November 22, 2019 - Data has become a critical resource for modern businesses – the fuel that drives product development, sales, marketing, infrastructure, human resources and a thousand other aspects of corporate success.
It’s also a critical component for any company using IoT technology. After all, IoT technology is what produces much of the critical data being used in modern business.
But, a lot of companies struggle with integrating data into decision-making and workflow. In fact, numerous studies have shown that the problem starts at the top, with C-suite executives ignoring data in favor of instinct, their “gut,” or gambling on the long-shot bias. A recent study by KPMG shows that 67 percent of CEOs ignored insights from data analysis because it contradicted their own intuition.
Yet that’s often the wrong call. Nucleus Research, for example, contends that analytics pays back over $13 for every dollar spent. As long as you’re using the data properly, that is.

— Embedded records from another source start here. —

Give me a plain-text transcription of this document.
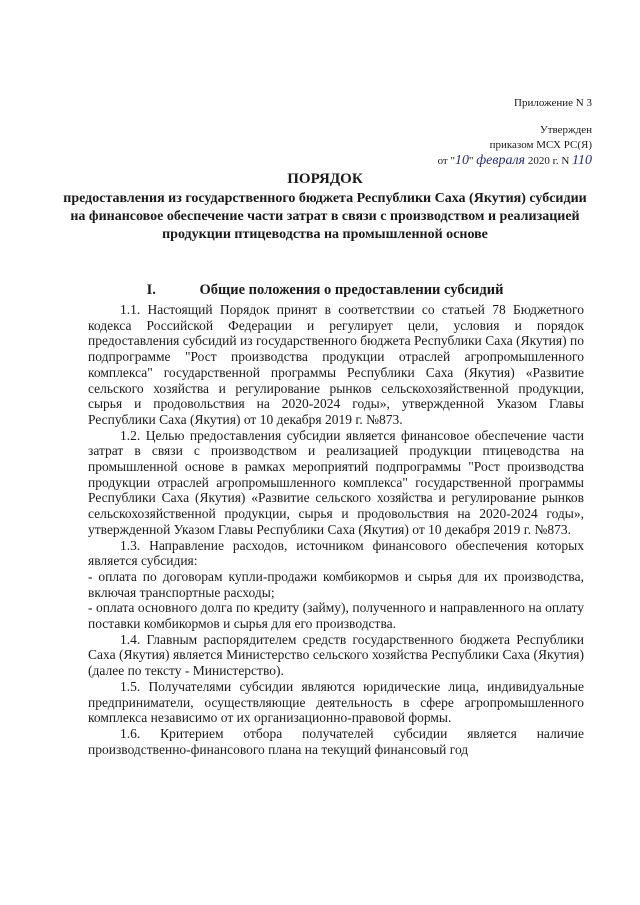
Приложение N 3
Утвержден
приказом МСХ РС(Я)
от "10" февраля 2020 г. N 110
ПОРЯДОК
предоставления из государственного бюджета Республики Саха (Якутия) субсидии на финансовое обеспечение части затрат в связи с производством и реализацией продукции птицеводства на промышленной основе
I.	Общие положения о предоставлении субсидий

1.1. Настоящий Порядок принят в соответствии со статьей 78 Бюджетного кодекса Российской Федерации и регулирует цели, условия и порядок предоставления субсидий из государственного бюджета Республики Саха (Якутия) по подпрограмме "Рост производства продукции отраслей агропромышленного комплекса" государственной программы Республики Саха (Якутия) «Развитие сельского хозяйства и регулирование рынков сельскохозяйственной продукции, сырья и продовольствия на 2020-2024 годы», утвержденной Указом Главы Республики Саха (Якутия) от 10 декабря 2019 г. №873.

1.2. Целью предоставления субсидии является финансовое обеспечение части затрат в связи с производством и реализацией продукции птицеводства на промышленной основе в рамках мероприятий подпрограммы "Рост производства продукции отраслей агропромышленного комплекса" государственной программы Республики Саха (Якутия) «Развитие сельского хозяйства и регулирование рынков сельскохозяйственной продукции, сырья и продовольствия на 2020-2024 годы», утвержденной Указом Главы Республики Саха (Якутия) от 10 декабря 2019 г. №873.

1.3. Направление расходов, источником финансового обеспечения которых является субсидия:

- оплата по договорам купли-продажи комбикормов и сырья для их производства, включая транспортные расходы;

- оплата основного долга по кредиту (займу), полученного и направленного на оплату поставки комбикормов и сырья для его производства.

1.4. Главным распорядителем средств государственного бюджета Республики Саха (Якутия) является Министерство сельского хозяйства Республики Саха (Якутия) (далее по тексту - Министерство).

1.5. Получателями субсидии являются юридические лица, индивидуальные предприниматели, осуществляющие деятельность в сфере агропромышленного комплекса независимо от их организационно-правовой формы.

1.6. Критерием отбора получателей субсидии является наличие производственно-финансового плана на текущий финансовый год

It’s not too late to fix the data problem in your own organization. Here are some tips you can use to build a data-driven corporate culture.
Keep the focus on key use cases
Eventually, everyone in your organization and at every level should turn to analytics to make decisions. But one step at a time – you can’t expect everyone to embrace a new way of doing business until they see some success stories.
Work with your data scientist or analytics manager to define a handful of key use cases in which making decisions with data can result in some unambiguous wins. Then you can use those to expand and extend your data program throughout the organization.
Developing a data-driven culture means helping your people become data-literate – and to make referring to data second nature.
You might start by creating an analytics division that makes “house calls,” delivering training and consulting with any manager or department that needs help integrating data into their decision workflow. But you’ll need more than that.
Ensure everyone is using the same data source
Successful organizations ensure that the entire business pivots around a single source of data, for example – don’t let individual divisions source and manage their own datasets, so there’s no doubt which data is the authoritative source, and there’s no opportunity for redundant, conflicting, or contradictory numbers.
Just as importantly, the data fields, metrics, and analytics reports need to be well-defined and easily understood by all. Consider making a thorough and comprehensive online data guidebook a top priority for your data science division.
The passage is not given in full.